The document was bought by a bidder in contact with a representative over the phone at Adams auction house in Dublin.
"I don't mind the question, but I'm not telling you who it is," the man who made the purchase told the Irish Independent at the auction. The seller also requested to remain secret.
The buyer will also have to pay €24,000 in buyer's fees, bringing the total cost to €124,000.
Ciaran O'Boyle, an auctioneer with James Adams and Sons, would only say that it was owned by an elderly couple in Co Longford whose family had strong republican connections.
"They want to make sure that it is passed on and that it is bought by a passionate collector. That way it is preserved," Mr O'Boyle said. Copies of the original proclamation are in the possession of the National Library. One is held in the National Museum and another is in Leinster House
"We're delighted with it. It's a very strong price," Mr O'Boyle said last night.
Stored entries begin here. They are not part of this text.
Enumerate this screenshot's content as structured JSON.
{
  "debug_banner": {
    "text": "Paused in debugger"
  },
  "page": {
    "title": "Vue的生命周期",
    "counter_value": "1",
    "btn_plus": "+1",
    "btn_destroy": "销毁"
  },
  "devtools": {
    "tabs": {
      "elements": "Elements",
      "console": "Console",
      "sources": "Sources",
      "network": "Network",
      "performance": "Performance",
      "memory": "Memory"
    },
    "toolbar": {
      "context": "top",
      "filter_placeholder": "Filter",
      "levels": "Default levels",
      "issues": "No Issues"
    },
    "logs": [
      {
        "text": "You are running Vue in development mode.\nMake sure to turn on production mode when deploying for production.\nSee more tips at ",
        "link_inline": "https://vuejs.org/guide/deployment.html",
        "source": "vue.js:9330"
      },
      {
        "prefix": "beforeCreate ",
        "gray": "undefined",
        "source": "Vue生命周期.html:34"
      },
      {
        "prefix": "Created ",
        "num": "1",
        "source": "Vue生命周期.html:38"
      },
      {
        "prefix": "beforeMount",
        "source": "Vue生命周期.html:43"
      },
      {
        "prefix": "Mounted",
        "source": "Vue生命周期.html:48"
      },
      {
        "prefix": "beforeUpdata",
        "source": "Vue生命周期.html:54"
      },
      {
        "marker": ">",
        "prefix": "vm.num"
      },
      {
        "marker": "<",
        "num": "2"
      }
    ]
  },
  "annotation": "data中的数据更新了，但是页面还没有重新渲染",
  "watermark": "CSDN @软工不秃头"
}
He added that in 2004, before the economic crash, a person had bought a different original copy of the document for €390,000. "Those were different times," he said.
Meanwhile it has emerged that a vendor who decided at the last minute not to sell a lock of Michael Collins's hair at the auction had turned down an offer from his descendants.
Two of his grandnieces -- former MEP Mary Banotti and former Justice Minister Nora Owen -- had criticised the decision to sell the lock of hair.
Instead, the vendor decided to donate the item, which was taken by his sister in 1922 while Collins was lying in state, to the National Museum.
Other items sold at the auction yesterday included a set of Ulster Volunteer Force medals which went for €650 -- considerably below the minimum price of €1,000.